Suction
Prukalopride is rapidly absorbed; after a single oral dose of 2 mg maximum concentration (CmOh) is achieved through 2-3 hours. Absolute bioavailability after oral intake exceeds 90%. The intake of the drug during meals does not affect the bioavailability.
Distribution
Prukalopride is distributed throughout the body, the volume of distribution in the equilibrium condition (Vdss) is 567 liters. Binding to plasma proteins is approximately 30%.
Metabolism
Metabolism of the drug in the human liver in vitro proceeds very slowly, and only a small amount of metabolites is formed.

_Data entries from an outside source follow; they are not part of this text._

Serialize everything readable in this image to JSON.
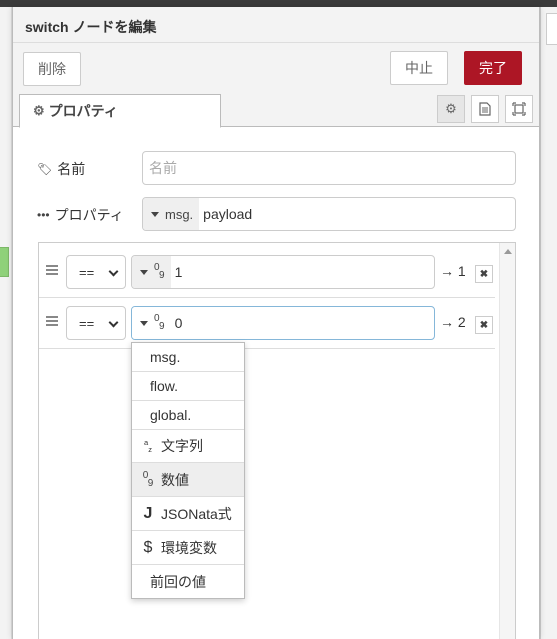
{
  "tray": {
    "title": "switch ノードを編集"
  },
  "toolbar": {
    "delete_label": "削除",
    "cancel_label": "中止",
    "done_label": "完了"
  },
  "tabs": {
    "properties_label": "プロパティ"
  },
  "form": {
    "name_label": "名前",
    "name_placeholder": "名前",
    "property_label": "プロパティ",
    "property_type": "msg.",
    "property_value": "payload"
  },
  "rules": [
    {
      "operator": "==",
      "value": "1",
      "output": "→ 1"
    },
    {
      "operator": "==",
      "value": "0",
      "output": "→ 2"
    }
  ],
  "dropdown": {
    "items": [
      {
        "label": "msg.",
        "icon": ""
      },
      {
        "label": "flow.",
        "icon": ""
      },
      {
        "label": "global.",
        "icon": ""
      },
      {
        "label": "文字列",
        "icon": "string-icon"
      },
      {
        "label": "数値",
        "icon": "number-icon"
      },
      {
        "label": "JSONata式",
        "icon": "jsonata-icon"
      },
      {
        "label": "環境変数",
        "icon": "env-icon"
      },
      {
        "label": "前回の値",
        "icon": ""
      }
    ]
  },
  "colors": {
    "done_button": "#ad1625",
    "focus_border": "#85b7d9"
  }
}
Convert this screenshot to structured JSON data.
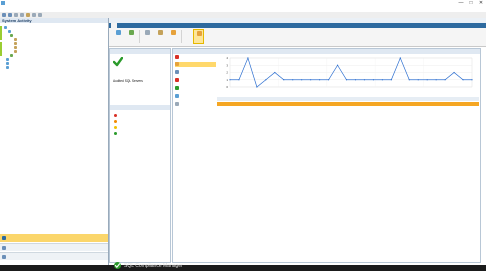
{
  "window": {
    "title": "",
    "buttons": {
      "minimize": "—",
      "maximize": "□",
      "close": "✕"
    }
  },
  "menu": [
    "",
    "",
    "",
    "",
    "",
    "",
    "",
    ""
  ],
  "left": {
    "header": "System Activity",
    "tree": [
      "",
      "",
      "",
      "",
      "",
      "",
      "",
      "",
      "",
      "",
      ""
    ],
    "nav": [
      "",
      "",
      ""
    ]
  },
  "main": {
    "header": "",
    "tabs": [
      "",
      "",
      "",
      ""
    ],
    "ribbon": [
      "",
      "",
      "",
      "",
      "",
      ""
    ],
    "status": {
      "header": "",
      "link": "",
      "rows": [
        {
          "label": "Audited SQL Servers",
          "value": ""
        },
        {
          "label": "",
          "value": ""
        },
        {
          "label": "",
          "value": ""
        },
        {
          "label": "",
          "value": ""
        }
      ]
    },
    "alerts": {
      "header": "",
      "items": [
        {
          "label": "",
          "value": "",
          "color": "#d93025"
        },
        {
          "label": "",
          "value": "",
          "color": "#f28b00"
        },
        {
          "label": "",
          "value": "",
          "color": "#f2c200"
        },
        {
          "label": "",
          "value": "",
          "color": "#2b9b2b"
        }
      ]
    },
    "reports": {
      "header": "",
      "items": [
        "",
        "",
        "",
        "",
        "",
        "",
        ""
      ]
    },
    "chart_caption": "",
    "table": {
      "headers": [
        "",
        "",
        "",
        ""
      ],
      "rows": [
        [
          "",
          "",
          "",
          ""
        ],
        [
          "",
          "",
          "",
          ""
        ],
        [
          "",
          "",
          "",
          ""
        ],
        [
          "",
          "",
          "",
          ""
        ],
        [
          "",
          "",
          "",
          ""
        ],
        [
          "",
          "",
          "",
          ""
        ]
      ]
    }
  },
  "chart_data": {
    "type": "line",
    "title": "",
    "xlabel": "",
    "ylabel": "",
    "x_tick_labels": [
      "",
      "",
      "",
      "",
      "",
      ""
    ],
    "ylim": [
      0,
      4
    ],
    "series": [
      {
        "values": [
          1,
          1,
          4,
          0,
          1,
          2,
          1,
          1,
          1,
          1,
          1,
          1,
          3,
          1,
          1,
          1,
          1,
          1,
          1,
          4,
          1,
          1,
          1,
          1,
          1,
          2,
          1,
          1
        ]
      }
    ],
    "grid": true,
    "legend": "none"
  },
  "statusbar": {
    "product": "SQL Compliance Manager"
  },
  "colors": {
    "accent": "#2d6a9f",
    "success": "#2b9b2b",
    "highlight": "#f5a623"
  }
}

After oral ingestion by a human 14C-labeled prukalopride in urine and feces are found in small amounts 8 metabolites. The main metabolite (R107504, formed by O-demethylation of prucalopride and oxidation of the alcohol to carboxylic acid) is less than 4% injected dose of the drug. As studies with a radioactive label showed, about 85% of the drug remains unchanged; metabolite R107504 is present in the plasma in small amounts.
Excretion
Most of the orally taken dose of the active ingredient is excreted unchanged (approximately 60% by the kidneys and at least 6% with feces). The excretion of unchanged prucalopride by the kidneys includes passive filtration and active secretion. The clearance of prucalopride from plasma is an average of 317 ml / min, the final half-life is about 1 day. The equilibrium state is achieved after 3-4 days of taking the drug, and when taking prucalopride in a dose 2 mg 1 once a day, the minimum and maximum plasma concentrations in the equilibrium state are 2.5 and 7 ng / ml, respectively. When you take 1 time a day, the ratio k the drug ranges from 1.9 to 2.3. The pharmacokinetics of prucalopride linearly depend on the dose in the range up to 20 mg / day. With long-term use of the drug once a day, its pharmacokinetics does not depend on the duration of administration.

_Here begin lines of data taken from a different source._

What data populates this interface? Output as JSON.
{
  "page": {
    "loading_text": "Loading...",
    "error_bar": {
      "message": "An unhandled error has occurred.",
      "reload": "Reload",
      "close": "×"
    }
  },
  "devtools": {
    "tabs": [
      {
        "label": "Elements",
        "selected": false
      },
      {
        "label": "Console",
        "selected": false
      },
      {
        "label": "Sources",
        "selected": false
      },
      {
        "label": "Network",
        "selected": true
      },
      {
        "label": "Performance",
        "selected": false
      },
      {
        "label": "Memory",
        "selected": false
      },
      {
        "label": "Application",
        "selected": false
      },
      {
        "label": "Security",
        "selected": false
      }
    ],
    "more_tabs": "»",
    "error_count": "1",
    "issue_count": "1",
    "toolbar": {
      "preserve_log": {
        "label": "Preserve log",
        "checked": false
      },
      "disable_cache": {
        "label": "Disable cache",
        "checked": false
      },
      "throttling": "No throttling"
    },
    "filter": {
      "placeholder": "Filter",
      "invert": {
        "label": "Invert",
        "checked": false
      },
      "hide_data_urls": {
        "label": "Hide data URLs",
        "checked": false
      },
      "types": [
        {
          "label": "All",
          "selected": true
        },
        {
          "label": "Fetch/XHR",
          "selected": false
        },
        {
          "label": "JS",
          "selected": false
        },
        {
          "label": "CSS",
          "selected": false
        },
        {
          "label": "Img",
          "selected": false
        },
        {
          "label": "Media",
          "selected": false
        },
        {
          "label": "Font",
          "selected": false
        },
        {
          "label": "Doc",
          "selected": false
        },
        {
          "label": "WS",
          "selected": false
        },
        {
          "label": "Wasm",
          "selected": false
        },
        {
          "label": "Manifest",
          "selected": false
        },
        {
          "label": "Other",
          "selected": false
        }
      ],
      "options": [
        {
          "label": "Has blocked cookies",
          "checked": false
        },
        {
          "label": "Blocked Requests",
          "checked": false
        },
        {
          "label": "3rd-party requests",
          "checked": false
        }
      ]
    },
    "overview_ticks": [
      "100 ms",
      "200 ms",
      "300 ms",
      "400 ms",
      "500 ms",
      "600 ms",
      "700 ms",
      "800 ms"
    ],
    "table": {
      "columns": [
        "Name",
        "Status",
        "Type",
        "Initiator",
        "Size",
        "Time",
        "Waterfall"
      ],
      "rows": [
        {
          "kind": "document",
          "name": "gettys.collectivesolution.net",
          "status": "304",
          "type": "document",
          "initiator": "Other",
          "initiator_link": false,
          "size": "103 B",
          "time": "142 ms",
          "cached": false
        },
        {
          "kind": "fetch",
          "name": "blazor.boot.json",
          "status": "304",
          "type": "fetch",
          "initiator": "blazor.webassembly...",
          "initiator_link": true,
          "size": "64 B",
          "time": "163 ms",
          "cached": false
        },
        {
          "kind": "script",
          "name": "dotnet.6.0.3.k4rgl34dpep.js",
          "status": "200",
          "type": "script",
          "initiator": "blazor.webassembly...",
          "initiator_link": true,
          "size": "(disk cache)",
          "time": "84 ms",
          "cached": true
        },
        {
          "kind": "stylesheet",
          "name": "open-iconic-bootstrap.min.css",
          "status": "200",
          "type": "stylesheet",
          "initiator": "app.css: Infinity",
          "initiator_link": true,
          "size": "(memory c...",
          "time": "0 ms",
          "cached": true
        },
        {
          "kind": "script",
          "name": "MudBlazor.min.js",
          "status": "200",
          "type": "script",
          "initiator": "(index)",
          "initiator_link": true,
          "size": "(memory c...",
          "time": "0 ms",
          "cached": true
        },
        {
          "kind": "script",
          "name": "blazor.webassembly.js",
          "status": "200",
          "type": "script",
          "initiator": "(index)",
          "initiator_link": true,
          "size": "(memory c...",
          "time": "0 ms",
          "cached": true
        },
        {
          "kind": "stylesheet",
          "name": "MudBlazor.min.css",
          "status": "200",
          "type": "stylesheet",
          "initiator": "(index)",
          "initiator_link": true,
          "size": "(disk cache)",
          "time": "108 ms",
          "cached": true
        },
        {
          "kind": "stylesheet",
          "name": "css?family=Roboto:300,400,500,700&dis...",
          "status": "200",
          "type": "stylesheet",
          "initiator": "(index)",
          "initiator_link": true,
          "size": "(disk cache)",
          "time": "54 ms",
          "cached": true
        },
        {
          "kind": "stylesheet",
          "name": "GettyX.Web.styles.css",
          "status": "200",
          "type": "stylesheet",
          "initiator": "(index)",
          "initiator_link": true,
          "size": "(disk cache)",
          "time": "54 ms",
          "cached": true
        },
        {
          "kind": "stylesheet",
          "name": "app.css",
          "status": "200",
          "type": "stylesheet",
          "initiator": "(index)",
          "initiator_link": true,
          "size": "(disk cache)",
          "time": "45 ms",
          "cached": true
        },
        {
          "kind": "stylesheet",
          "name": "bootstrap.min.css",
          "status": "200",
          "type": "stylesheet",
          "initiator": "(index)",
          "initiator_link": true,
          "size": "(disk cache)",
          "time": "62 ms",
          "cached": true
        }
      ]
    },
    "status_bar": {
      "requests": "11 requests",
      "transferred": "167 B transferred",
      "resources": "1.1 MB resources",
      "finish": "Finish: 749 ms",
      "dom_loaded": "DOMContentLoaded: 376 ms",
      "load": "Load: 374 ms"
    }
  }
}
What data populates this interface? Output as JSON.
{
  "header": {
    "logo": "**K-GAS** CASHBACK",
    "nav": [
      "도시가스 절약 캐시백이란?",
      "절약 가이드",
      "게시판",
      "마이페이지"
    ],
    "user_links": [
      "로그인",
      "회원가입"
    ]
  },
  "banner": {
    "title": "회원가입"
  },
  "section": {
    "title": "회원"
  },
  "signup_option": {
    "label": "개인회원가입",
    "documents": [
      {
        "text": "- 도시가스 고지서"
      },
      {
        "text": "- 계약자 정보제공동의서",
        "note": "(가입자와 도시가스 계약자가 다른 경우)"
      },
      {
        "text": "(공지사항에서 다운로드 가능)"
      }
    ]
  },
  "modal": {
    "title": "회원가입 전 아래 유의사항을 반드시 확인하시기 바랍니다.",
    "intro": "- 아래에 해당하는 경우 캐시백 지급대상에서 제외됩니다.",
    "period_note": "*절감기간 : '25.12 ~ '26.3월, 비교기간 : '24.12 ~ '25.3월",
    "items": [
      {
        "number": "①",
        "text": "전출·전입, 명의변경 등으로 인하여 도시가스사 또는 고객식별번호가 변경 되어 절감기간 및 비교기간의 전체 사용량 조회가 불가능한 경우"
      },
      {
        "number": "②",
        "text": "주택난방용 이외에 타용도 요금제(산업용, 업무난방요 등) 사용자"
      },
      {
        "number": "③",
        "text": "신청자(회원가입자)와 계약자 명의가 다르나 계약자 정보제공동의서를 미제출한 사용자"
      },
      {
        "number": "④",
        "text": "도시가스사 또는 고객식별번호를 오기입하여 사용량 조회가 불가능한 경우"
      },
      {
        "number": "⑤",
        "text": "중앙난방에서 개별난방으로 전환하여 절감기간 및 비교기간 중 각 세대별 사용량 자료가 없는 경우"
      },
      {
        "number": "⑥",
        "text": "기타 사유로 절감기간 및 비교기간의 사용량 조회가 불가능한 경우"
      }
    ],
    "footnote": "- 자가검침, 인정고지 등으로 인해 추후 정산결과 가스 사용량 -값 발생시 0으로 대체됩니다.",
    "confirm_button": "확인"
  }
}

Specials categories patients
Population pharmacokinetics
Population pharmacokinetics analysis showed that the total clearance of prucalopride correlates with creatinine clearance and does not depend on the age, body weight, sex or race of patients.
Elderly patients
When taking the drug by elderly patients at a dose of 1 mg once a day, the maximum concentration of prucalopride in the blood plasma (CmOh) and the area under the concentration-time curve (AUC) were 26% and 28%, respectively, more than in young patients. This difference may be due to the weakening of kidney function in the elderly.
Impaired renal function
Compared with patients with normal renal function, in patients with a weak (creatinine clearance 50-79 ml / min) and moderately pronounced (QC 25-49 ml / min) impaired renal function, the concentration of prucalopride in the blood plasma after a single dose of 2 mg was increased by 25% and 51% respectively.In patients with severe renal dysfunction (creatinine clearance less than 24 ml / min), the concentration of prucalopride in blood plasma was 2.3 times higher than in healthy people.
Impaired liver function
About 35% of prucalopril is excreted extrarenally, therefore, a violation of liver function is unlikely to clinically significantly change the pharmacokinetics of the drug.
Children
After a single oral administration of prucalopride at a dose of 0.03 mg / kg in children aged 4-12 years maximum concentration (CmOh) of the drug was the same as after taking the drug by adults in a dose 2 mg, and the area under the concentration-time curve (AUC) of the unbound fraction of the drug was 30-40% less than in adults, and did not depend on the age of the children. The average half-life of the drug in the terminal phase is approximately 19 hours in children (range 11.6-26.8 hours).